Descrição[editar | editar código-fonte]

Gasto duplo em um sistema simples de criptomoedas. Alice transfere uma mesma moeda tanto para Bob como a Carl. O subscrito cp representa uma chave pública.

O gasto duplo acontece quando uma mesma moeda é utilizada mais de uma vez em diferentes transações em um dado sistema de criptomoedas. O problema de gasto duplo pode ser visualizado em um sistema simples de moedas digitais, que segue apenas os conceitos básicos de um sistema de tal porte.

Dado que as regras de um sistema sejam as seguintes:

  • Qualquer pessoa que possua uma moeda pode repassá-la para outrem assinando uma declaração que confirma que a moeda em questão deve ser transferida para uma chave pública K.
  • Novas moedas podem ser criadas por alguma entidade a partir da assinatura de uma declaração de que uma nova moeda está sendo criada com um número de identificação único.
  • Qualquer pessoa pode conferir se uma moeda é válida apenas seguindo a sequência de ponteiros hash de cada transação até o momento de criação da moeda em questão, verificando a validade de todas as assinaturas envolvidas durante o percurso.

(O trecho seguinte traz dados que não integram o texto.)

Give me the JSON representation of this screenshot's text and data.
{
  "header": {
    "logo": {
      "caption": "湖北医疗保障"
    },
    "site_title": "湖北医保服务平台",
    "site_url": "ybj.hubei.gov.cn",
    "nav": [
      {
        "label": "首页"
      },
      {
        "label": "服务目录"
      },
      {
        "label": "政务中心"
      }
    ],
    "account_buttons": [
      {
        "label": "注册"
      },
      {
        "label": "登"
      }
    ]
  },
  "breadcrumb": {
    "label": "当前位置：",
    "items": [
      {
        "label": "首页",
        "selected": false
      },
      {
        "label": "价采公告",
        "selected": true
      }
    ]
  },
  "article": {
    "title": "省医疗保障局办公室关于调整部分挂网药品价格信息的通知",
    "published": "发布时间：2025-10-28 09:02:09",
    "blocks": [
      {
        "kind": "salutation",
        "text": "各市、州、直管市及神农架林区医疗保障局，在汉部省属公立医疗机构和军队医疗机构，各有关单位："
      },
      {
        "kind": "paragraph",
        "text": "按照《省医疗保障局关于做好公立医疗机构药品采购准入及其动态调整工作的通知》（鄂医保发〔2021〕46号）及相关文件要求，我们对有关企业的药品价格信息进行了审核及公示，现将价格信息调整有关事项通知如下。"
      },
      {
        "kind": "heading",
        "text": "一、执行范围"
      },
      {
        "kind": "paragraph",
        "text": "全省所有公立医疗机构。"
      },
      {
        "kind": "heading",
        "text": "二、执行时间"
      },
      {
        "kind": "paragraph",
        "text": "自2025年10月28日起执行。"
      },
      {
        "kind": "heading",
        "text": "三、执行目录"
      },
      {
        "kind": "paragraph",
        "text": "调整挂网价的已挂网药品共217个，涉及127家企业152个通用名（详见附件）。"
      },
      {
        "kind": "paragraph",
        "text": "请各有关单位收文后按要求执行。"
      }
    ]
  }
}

A situação de gasto duplo pode ocorrer quando, por exemplo, uma certa usuária Alice tentar transferir uma moeda para outro usuário Bob, mas não informar nenhum outro usuário do sistema sobre essa transação. Alice, portanto, pode criar outra transação com a mesma moeda para outro usuário Carl e esta ainda será válida sob as regras do sistema. Isso faz com que ambos os usuários recipientes da moeda de Alice possuam uma mesma moeda, que foi gasta duas vezes pela mesma pessoa.

Prevenção[editar | editar código-fonte]

As abordagens utilizadas para prevenir o problema de gasto duplo dividem-se em abordagens centralizadas e descentralizadas.

Centralização[editar | editar código-fonte]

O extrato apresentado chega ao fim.